VENDREDI & SAMEDI : Stand-up, DJsets de Dj silvia : (afrobeat), Dj Hétérocide : (hip hop), Emeraldia Ayakashi du collectif Madame Rap, Atelier beatmaking animé par WAKA, Communication, débat avec Karim Hammou et Paulo G.H : « hip hop et genre », Concerts : Syn Cha (hip hop, trap), Tracy De Sá (hip hop, trap), Safyr Sfer (hip hop, trap), Maëv (hip hop, trap,) Ritay soro (hip hop, chanson), Radykale junkypop (rap punk) et Judith et aphé (hip hop, chanson)

DIMANCHE : Atelier d’écriture : Mama chik, Atelier de dj et mix : Dj héterocide, Projection du documentaire Paris Is Burning: documentaire, Buffet & apéro Vegan,  Concert & Open mic : Sandra (chanson), Mama chi (hip hop), Neis’son (hip hop), WAKA (afrofuturisme..), Volupté Van Van ( électro-punk).

L’interview de Waka et Paulo est à lire ici :

Comment vous est venue l’idée d’organiser un festival féministe ? Quelle a été la réaction des artistes ?

W : L’idée pour moi est venue plutôt naturellement. Ce genre d’événement n’existe pas, on a besoin de s’ambiancer, donc créons-le ! Dans l’ensemble les réactions des artistes ont été super cool et encourageantes !

P : L’idée d’un festival féministe et queer vient juste de qui on est. Je suis trans et du coup ça me semble compliqué de faire un événement sans inclure les gens comme moi.  Et puis, il y a toujours la question de la visibilité qui est pour moi très importante, j’ai envie de rendre visibles les gens qui sont habituellement tenu.es à l’écart des scènes musicales.

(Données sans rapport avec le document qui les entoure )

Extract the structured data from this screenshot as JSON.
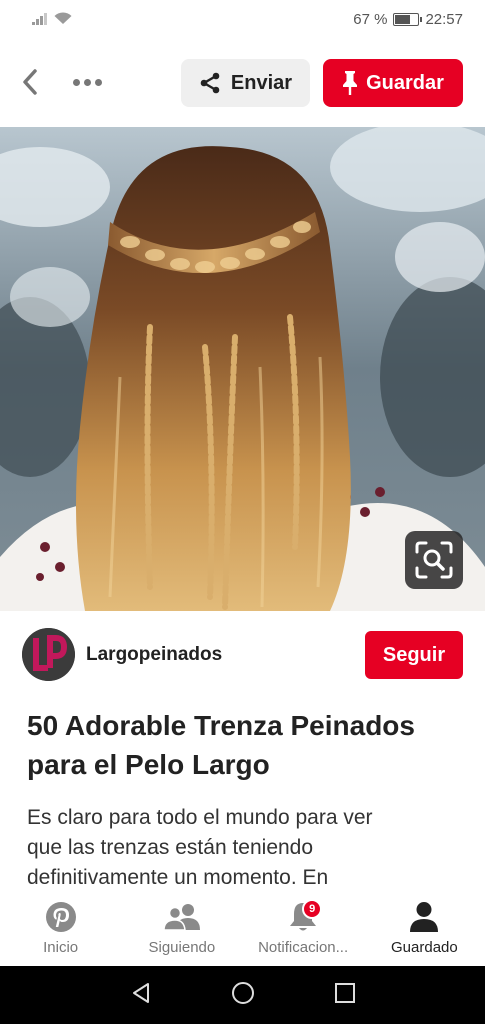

Certaines artistes ont-elles refusé votre invitation parce que vous organisiez un festival féministe ?

W : A chaque fois qu’on organise des événements ou des soirées, il y a toujours une meuf qui refuse systématiquement et c’est vraiment marrant parce qu’on sait d’emblée quelle va refuser? C’est drôle, mais en même temps c’est un peu triste parce que elle a sans doute peur de nous parce qu’on est féministe et il faut dire que encore aujourd’hui ce mot fait peur.

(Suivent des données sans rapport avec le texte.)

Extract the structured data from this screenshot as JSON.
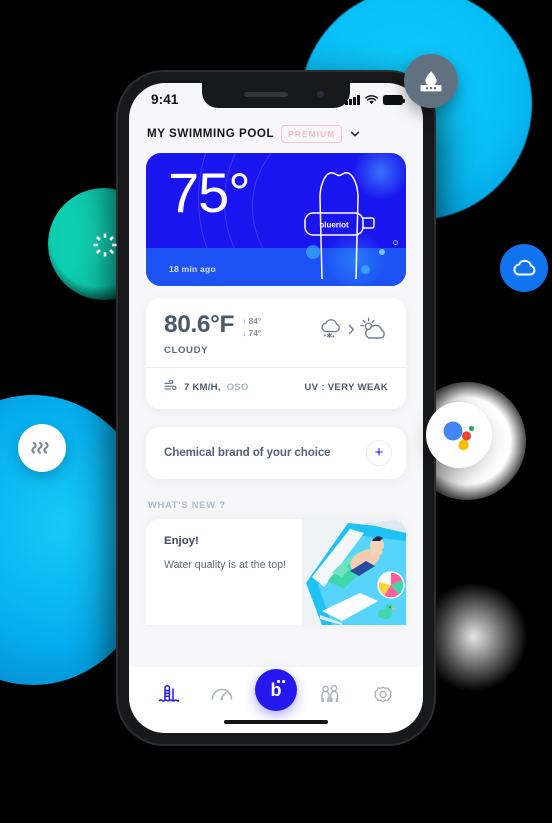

P : On a eu beaucoup de réactions cool et encourageantes qui nous ont grave motivé.es, de base on ne pensait pas que tant d’artistes répondraient présent.es pour venir au festival. On pourrait penser qu’une scène non-mixte est difficile à organiser mais pour nous ça a été tout l’inverse. Des artistes nous ont même contacté d’eux mêmes ! Après, comme l’a dit Erika, il y a des gens qui ne veulent pas participer. On propose quand même et franchement, au final, je me fous un peu de ceux et celles qui veulent pas venir. Si c’est parce qu’i.elles trouvent que c’est nul tant pis, et si c’est parce qu’i.elles ne veulent pas participer à un festival féministe et queer, c’est que de toute façon on n’est pas d’accord…

La majorité du public est-il constitué de femmes et LGBTQIA ?

W : Je pense qu’il y aura une partie mais pas que.

P : Nos premières soirées oui, clairement. Mais pour le festival peut être que le public sera un peu différent. L’info a tourné dans d’autres milieux, on est passé.es à la radio lors de la Fiesta Des Suds, du coup je ne sais pas du tout à quoi va ressembler le public. On verra bien ! Mais je pense quand même qu’il y aura beaucoup de femmes et LGBTQIA+. En tous cas j’espère !

Comment votre festival est-il généralement perçu ? 

W : Je pense que le pire c’est le désintéressement parce ce n’est pas dans la norme.

P : Certaines personnes ne nous ont jamais recontacté.es par exemple, ou n’ont pas pris le projet au sérieux, parce que ça les faisait un peu marrer. Maintenant elles rigolent moins et nous beaucoup.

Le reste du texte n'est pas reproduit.